24 Mayıs 2009 Pazar


Bir önceki yazımda Coca Cola gibi bir dünya devini ve reklamlarını överken şu an tam tersini kendi ülkemin markalarına yapacağım için üzgünüm ama artık yeter. Küçüklü, büyüklü reklamlarında saçmalamaya başladılar. Acilen kendilerini bir uzman eline bırakmalılar. İçinde tavuk olan bir fırının önüne geçip gıdaklayarak oynamayla olacak iş değil çünkü bu. Evet Şen Piliç'ten bahsediyorum.
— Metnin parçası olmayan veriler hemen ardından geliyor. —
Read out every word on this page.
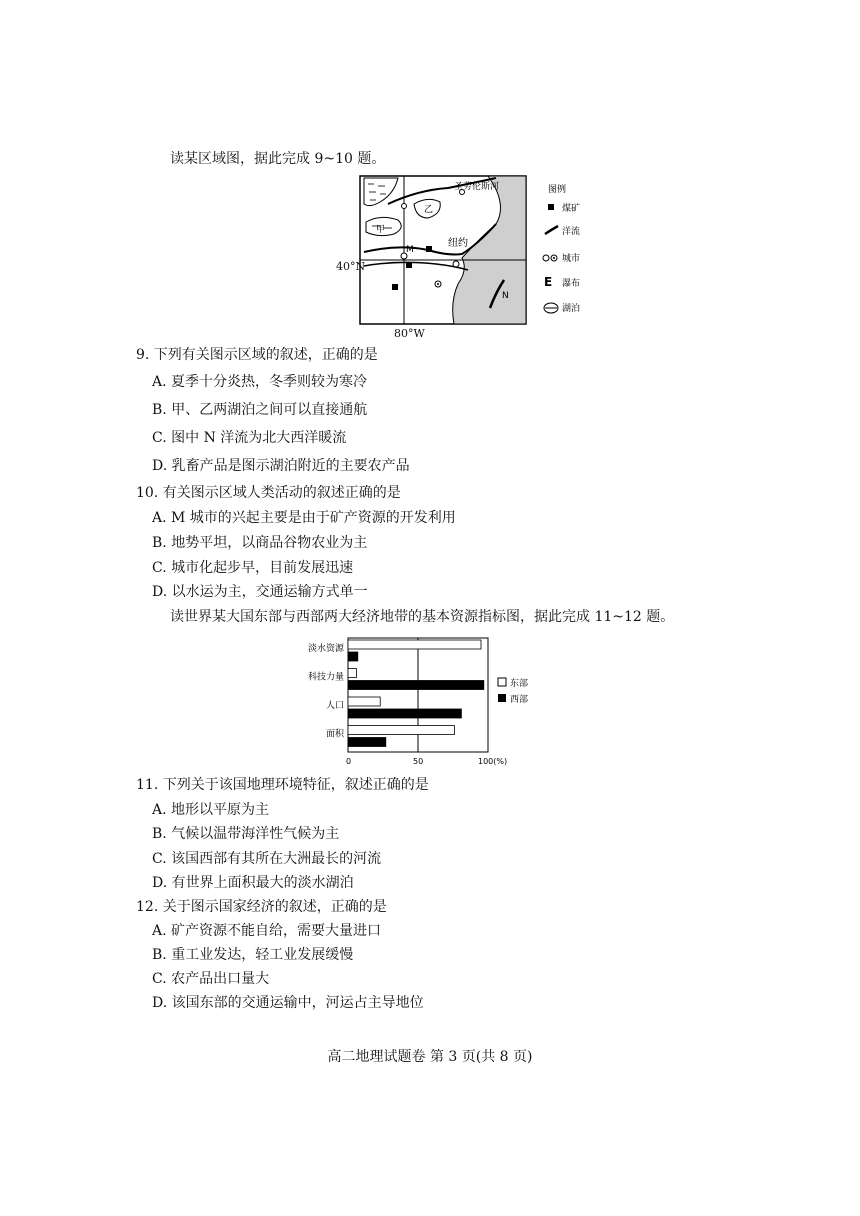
读某区域图，据此完成 9~10 题。
圣劳伦斯河
甲
乙
M
纽约
N
图例
煤矿
洋流
城市
E 瀑布
湖泊
40°N
80°W
9. 下列有关图示区域的叙述，正确的是
A. 夏季十分炎热，冬季则较为寒冷
B. 甲、乙两湖泊之间可以直接通航
C. 图中 N 洋流为北大西洋暖流
D. 乳畜产品是图示湖泊附近的主要农产品
10. 有关图示区域人类活动的叙述正确的是
A. M 城市的兴起主要是由于矿产资源的开发利用
B. 地势平坦，以商品谷物农业为主
C. 城市化起步早，目前发展迅速
D. 以水运为主，交通运输方式单一
读世界某大国东部与西部两大经济地带的基本资源指标图，据此完成 11~12 题。
淡水资源
科技力量
人口
面积
0	50	100(%)
东部
西部
11. 下列关于该国地理环境特征，叙述正确的是
A. 地形以平原为主
B. 气候以温带海洋性气候为主
C. 该国西部有其所在大洲最长的河流
D. 有世界上面积最大的淡水湖泊
12. 关于图示国家经济的叙述，正确的是
A. 矿产资源不能自给，需要大量进口
B. 重工业发达，轻工业发展缓慢
C. 农产品出口量大
D. 该国东部的交通运输中，河运占主导地位
高二地理试题卷 第 3 页(共 8 页)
Ve onun reklamlarını İbrahim Talıses'in kendi çektiği kliplere benzetmeye başladım. Ortada bir klip var mı var, o şarkıyı bi şekilde iletiyor bunlar da markayı. Hoş İbrahim Tatlıses'in de Şen Piliç'in de satışları bu ortamda hiç fena sayılmaz. Acaba bende mi bir sorun var? Yaklaşık 4-5 reklamdır tek yapılan mutfakta 7'den 70'e kadınlı erkekli o güzelim Şen Piliç şarkısını söyleyip, ağızlarının suyu aka aka oynamak. Değişense son reklamda oynayan oyuncunun diğerlerinden daha ünlü oluşu. Hadi diyelim Şen Piliç'in çapı dar, buna ayıracak sermayesi yok veya gerek duymuyor ama Pınar'a ne demeli? Anneler gününe az bir süre kala iki reklam çıkardı. Biri gerçekten çok etkileyiciydi. Sözler, Sertab Erener'in sesi, görüntüler... "Bir tek annem olsun, bana bir şey olmaz" dedi ve bir sürü fotoğraf aldığına dair haberler yayınlandı. Ama diğeri ona pek yakışmadı ve şaşırttı. Çalışan annelere yönelik yapılan bu reklam, daha çok düşük eğitim seviyesine yönelik gibiydi. Çok kötü sözlerle, kareoke yaparmışçasına söylenen bir şarkı, bunu söyleyen bir anne ve bir kaç ufaklık. Reklamı yapılansa hazır köfte; çalışan annelerin yardımcısı. Şen Piliç'le ortak yan ise başrolde ünlü tiyatrocuların oluşu. Peki ne farkı kaldı Pınar'ın Şen Piliç'ten? Yılların tecrübesi, geniş ürün ağı, yüksek satış grafiği neden yok sayıldı? Bu reklam belki satışları azaltmaz ama umarım benzeri de tekrarlanmaz.